In Vienna, Freud, now aged 82, and unwell, had not attempted to move from his home when the Nazis arrived in that city. Jones flew out and engaged in lengthy negotiations to save the gentle old man and his family. He succeeded, and Freud, was able to re-establish a home in London, where he lived in peace until his death in 1939.
There was a story within a story of emigration. In 1926, Ernest Jones, impressed by Mrs. Melanie Klein’s original contributions to the psycho-analysis of children, had invited her to settle in London. The development of her findings had become the distinguishing characteristic of the British “School” of analysis. But as early as 1927 disagreements with the parent school in Vienna became evident. It was therefore clear that Dr. Jones, by bringing a number of Viennese analysts, including Freud’s brilliant daughter, Anna, to London, must risk strengthening he critics of the particular work that had been fostered here. It is much to his credit that he took this risk and succeeded in bringing about a working compromise; it shows a commendable tolerance on both sides that despite these disagreements, the British Psycho-analytical Society has successfully contained both schools of thought.

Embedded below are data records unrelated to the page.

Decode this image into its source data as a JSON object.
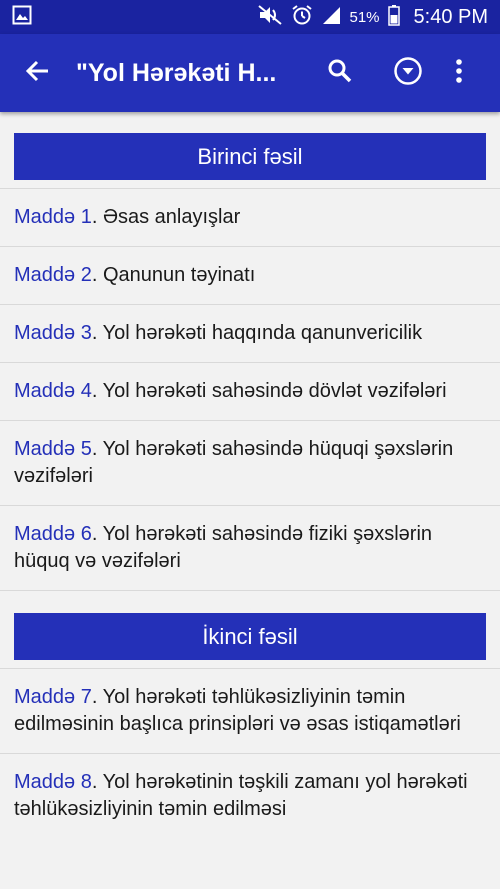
{
  "status_bar": {
    "battery": "51%",
    "time": "5:40 PM"
  },
  "app_bar": {
    "title": "\"Yol Hərəkəti H..."
  },
  "chapters": [
    {
      "title": "Birinci fəsil",
      "articles": [
        {
          "label": "Maddə 1",
          "text": ". Əsas anlayışlar"
        },
        {
          "label": "Maddə 2",
          "text": ". Qanunun təyinatı"
        },
        {
          "label": "Maddə 3",
          "text": ". Yol hərəkəti haqqında qanunvericilik"
        },
        {
          "label": "Maddə 4",
          "text": ". Yol hərəkəti sahəsində dövlət vəzifələri"
        },
        {
          "label": "Maddə 5",
          "text": ". Yol hərəkəti sahəsində hüquqi şəxslərin vəzifələri"
        },
        {
          "label": "Maddə 6",
          "text": ". Yol hərəkəti sahəsində fiziki şəxslərin hüquq və vəzifələri"
        }
      ]
    },
    {
      "title": "İkinci fəsil",
      "articles": [
        {
          "label": "Maddə 7",
          "text": ". Yol hərəkəti təhlükəsizliyinin təmin edilməsinin başlıca prinsipləri və əsas istiqamətləri"
        },
        {
          "label": "Maddə 8",
          "text": ". Yol hərəkətinin təşkili zamanı yol hərəkəti təhlükəsizliyinin təmin edilməsi"
        }
      ]
    }
  ],
  "colors": {
    "primary": "#2430b8",
    "status_bar": "#1a23a0",
    "background": "#f2f2f2",
    "divider": "#d9d9d9"
  }
}
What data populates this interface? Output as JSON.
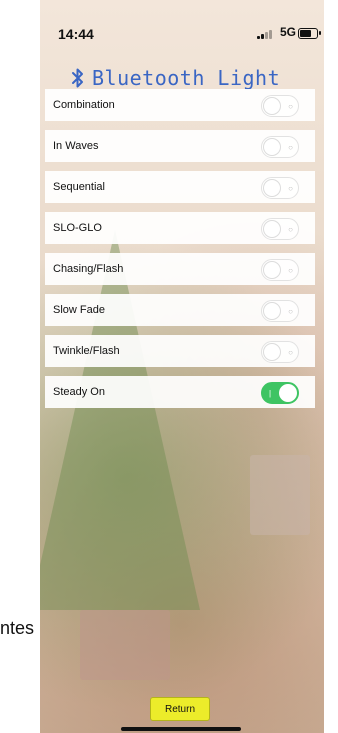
{
  "status_bar": {
    "time": "14:44",
    "network": "5G"
  },
  "app": {
    "title": "Bluetooth Light",
    "title_color": "#3a66c4"
  },
  "modes": [
    {
      "label": "Combination",
      "on": false
    },
    {
      "label": "In Waves",
      "on": false
    },
    {
      "label": "Sequential",
      "on": false
    },
    {
      "label": "SLO-GLO",
      "on": false
    },
    {
      "label": "Chasing/Flash",
      "on": false
    },
    {
      "label": "Slow Fade",
      "on": false
    },
    {
      "label": "Twinkle/Flash",
      "on": false
    },
    {
      "label": "Steady On",
      "on": true
    }
  ],
  "footer": {
    "return_label": "Return",
    "return_color": "#ecec2a"
  },
  "stray_text": "ntes",
  "colors": {
    "switch_on": "#3ec463"
  }
}
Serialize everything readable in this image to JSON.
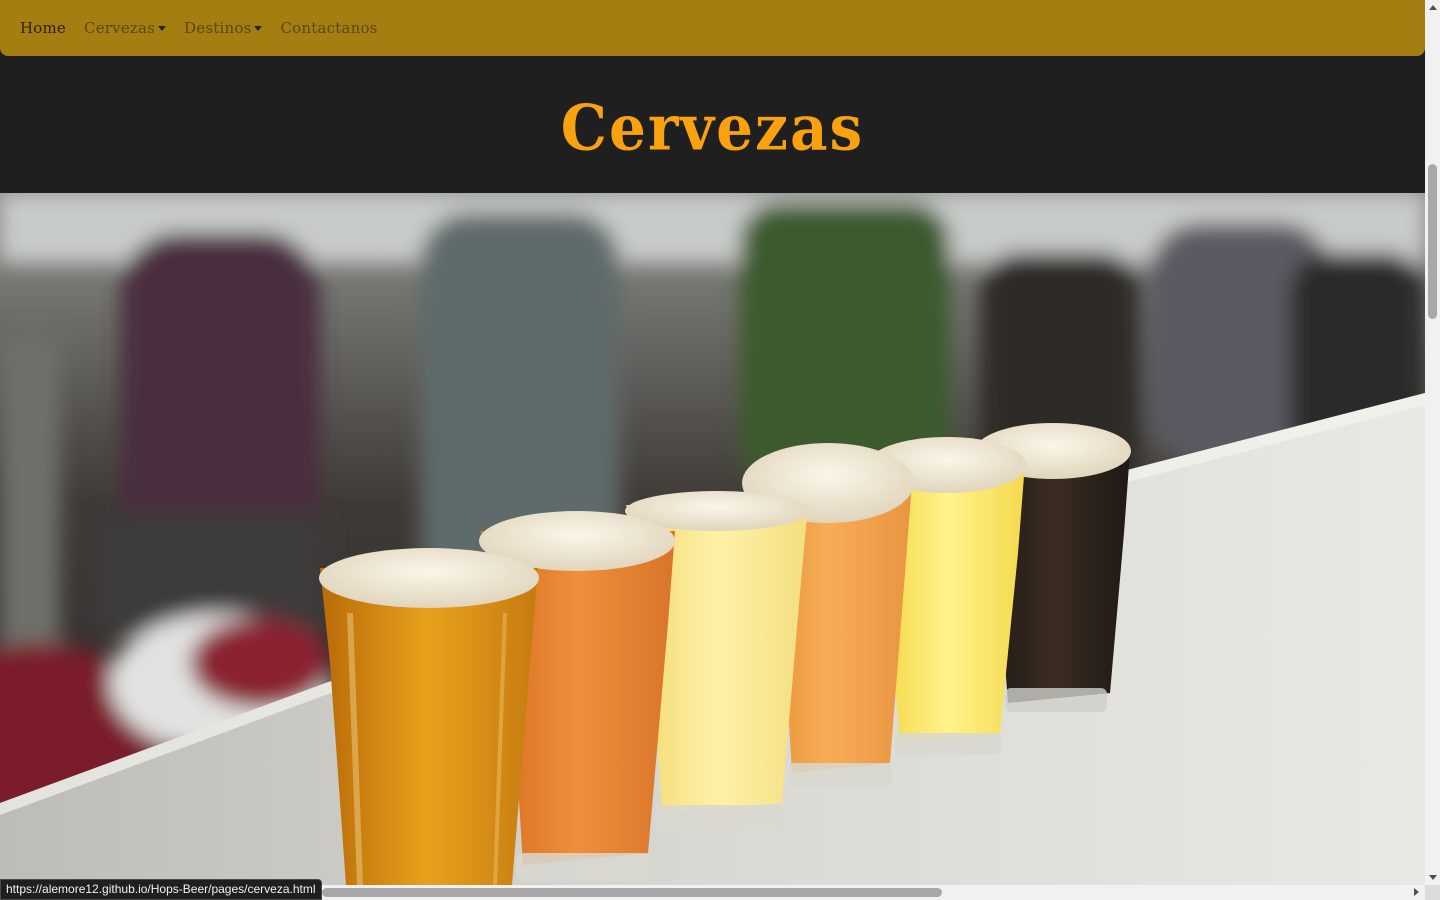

At present, Dr. Jones is engaged in producing a three-volume biography of Freud; the first volume is about to appear and, it is said, this work is likely to be one of his best. Altogether, he has published over two hundred essays and many books, showing a wide application of the intellectual discipline that he has now studied for half a century. In the course of editing the International Journal of his science for over twenty years, he has acquired a knowledge, mastered and retained with a scholarly precision, that it would be hard to equal. He has, also, a wide range of other interests and pleasures, including keeping up an acquaintance with developments in other branches of science, and indulging his love of theatre, literature, nature, sports and, above all, his family life.
One reason why the ordinary person tends to be indiscriminately suspicious of all practitioners in the field of mental health is that he suspects the practitioner will not only look into thoughts he instinctively hides, but also that he will look down at him or condensed. It is therefore pleasant to notice both modesty and doubt in Dr. Jones’s valedictory address to his Society when resigning its presidency. “To achieve anything like complete freedom and inner harmony by means of psycho-analysis is even harder than we sometimes think,” he said, and went on to mention the possibility of an “innate factor” not yet elucidated.
Complete freedom and inner harmony! It shows a noble, generous and sensible view of man, and of the thoughts and emotions of man, by which to have guided a life of continuous intellectual endeavour.